Am now in the midst of an email conversation with her - it was about her no show over the weekend. She apologised for not showing up and said she sent messages and I said that I knew she a) wouldn't come and b) why. This has opened things up.
First time we have actually discussed this properly (even if it is now via email.)
she says its not that she doesn't want to help herself but she has no time to herself due to her son.
this is very hard to respond to without criticising weird relationship dependency with son.
You could ask her how she thinks she could make more time for herself?
Good tactic, HotBurrito, thank you. I know I may be asking dumb questions but I feel so wrapped up and frustrated with it that I am not thinking of the obvious.
I have a suspicion she'll say that she 'needs' to take her son to places / wash him / get his school books etc as if he is far too young to do it himself, but it's worth a try (to put this in perspective, she still seems to do his laces up for him and me and DH have a sneaky suspicion she was, at least until VERY recently, still helping him wipe his arse.)
If this way of being is entrenched, there is little you can do. You can only meet her where she is on her terms. Or choose not to.
I have a friend a bit like this and have completely stopped suggesting things as I know she doesn't want solutions. I came to the conclusion that it was much easier not to, because as you say it's frustrating. You can still be friends though.
Things don't sound good for her DS, though. At 12, unless there are SN, he should have been washing himself and tying laces for a good while now.
"she has no time to herself due to her son. "
My DM was still using that excuse when DB was in his early twenties - even though he was hardly there. When he left home the excuse got replaced by something else. Some people are negative by nature. They spend so much energy justifying why they can't do things that opportunities to have fun or make life better just pass them by. Don't think you can cure it.
Well, I was right - she has no time for herself as she is apparently too busy looking after her son. I have stopped the conversation as it was via email and text and that would be even harder to discuss it over, and far easier for things to be taken the wrong way.

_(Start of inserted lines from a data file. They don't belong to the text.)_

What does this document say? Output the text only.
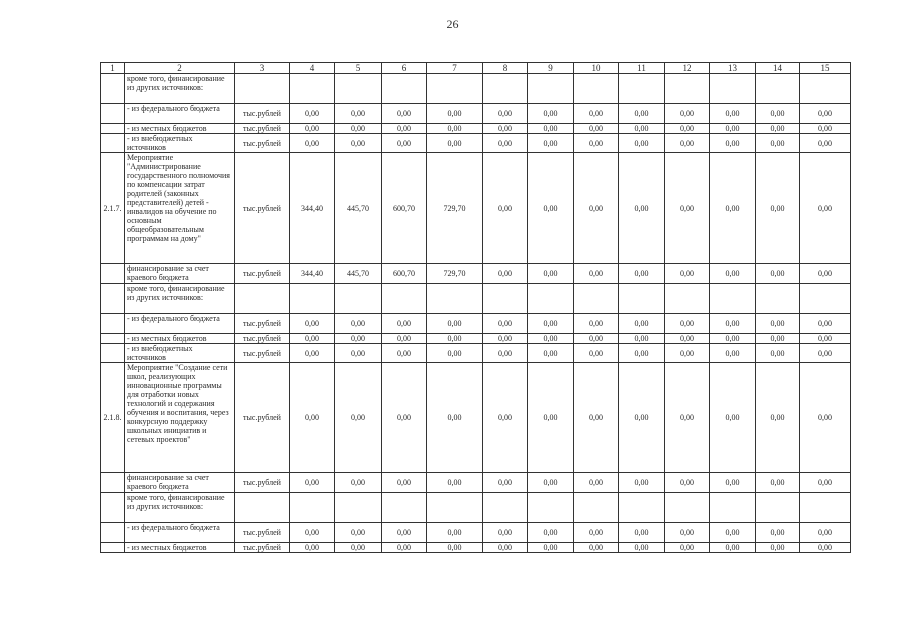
26
1	2	3	4	5	6	7	8	9	10	11	12	13	14	15
	кроме того, финансирование из других источников:													
	- из федерального бюджета	тыс.рублей	0,00	0,00	0,00	0,00	0,00	0,00	0,00	0,00	0,00	0,00	0,00	0,00
	- из местных бюджетов	тыс.рублей	0,00	0,00	0,00	0,00	0,00	0,00	0,00	0,00	0,00	0,00	0,00	0,00
	- из внебюджетных источников	тыс.рублей	0,00	0,00	0,00	0,00	0,00	0,00	0,00	0,00	0,00	0,00	0,00	0,00
2.1.7.	Мероприятие "Администрирование государственного полномочия по компенсации затрат родителей (законных представителей) детей - инвалидов на обучение по основным общеобразовательным программам на дому"	тыс.рублей	344,40	445,70	600,70	729,70	0,00	0,00	0,00	0,00	0,00	0,00	0,00	0,00
	финансирование за счет краевого бюджета	тыс.рублей	344,40	445,70	600,70	729,70	0,00	0,00	0,00	0,00	0,00	0,00	0,00	0,00
	кроме того, финансирование из других источников:													
	- из федерального бюджета	тыс.рублей	0,00	0,00	0,00	0,00	0,00	0,00	0,00	0,00	0,00	0,00	0,00	0,00
	- из местных бюджетов	тыс.рублей	0,00	0,00	0,00	0,00	0,00	0,00	0,00	0,00	0,00	0,00	0,00	0,00
	- из внебюджетных источников	тыс.рублей	0,00	0,00	0,00	0,00	0,00	0,00	0,00	0,00	0,00	0,00	0,00	0,00
2.1.8.	Мероприятие "Создание сети школ, реализующих инновационные программы для отработки новых технологий и содержания обучения и воспитания, через конкурсную поддержку школьных инициатив и сетевых проектов"	тыс.рублей	0,00	0,00	0,00	0,00	0,00	0,00	0,00	0,00	0,00	0,00	0,00	0,00
	финансирование за счет краевого бюджета	тыс.рублей	0,00	0,00	0,00	0,00	0,00	0,00	0,00	0,00	0,00	0,00	0,00	0,00
	кроме того, финансирование из других источников:													
	- из федерального бюджета	тыс.рублей	0,00	0,00	0,00	0,00	0,00	0,00	0,00	0,00	0,00	0,00	0,00	0,00
	- из местных бюджетов	тыс.рублей	0,00	0,00	0,00	0,00	0,00	0,00	0,00	0,00	0,00	0,00	0,00	0,00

Eldritch her DS does not have special needs, he is actually very bright. He just does NOTHING for himself, at least at home, as he doesnt need to, she does it for him. If he is having his dinner and announces he is thirsty, she leaps up and gets him a drink. If he is cold, she runs upstairs and gets him a jumper. Before she got so anxious, me and DH found it odd anyway as he was deemed 'a little boy' and incapable of things (he was about 9 / 10 at the time) but now she has got anxious she has got worse, if that makes sense. He is now the excuse she can't do things, she can't do them as she appears to find looking after a 12 year old boy a full time job rather like it is with a 2 month old, if that makes sense. Before, it was like she wanted him to be a baby all the time, and mollycoddled him so he was, at least in her company, pretty useless but now she also seems to be clinging onto the fact that he 'needs' her.
Shite, I feel awful writing that and I really shouldn't but it really grates on my nerves (and that's not the half of it either - He manipulates it something chronic!)
sorry for the overuse of 'if that makes sense' - must proof read before posting!
Well, she obviously very much needs to be needed by him, emotionally. I wonder if he is also her smokescreen or excuse not to have to or be able to face the things she is afraid of, and make changes. Very sad all round.
I would leave it now unless she raises it. I suppose you could say gently it was time for him to start learning how to do stuff for himself, but she is unlikely to take any notice.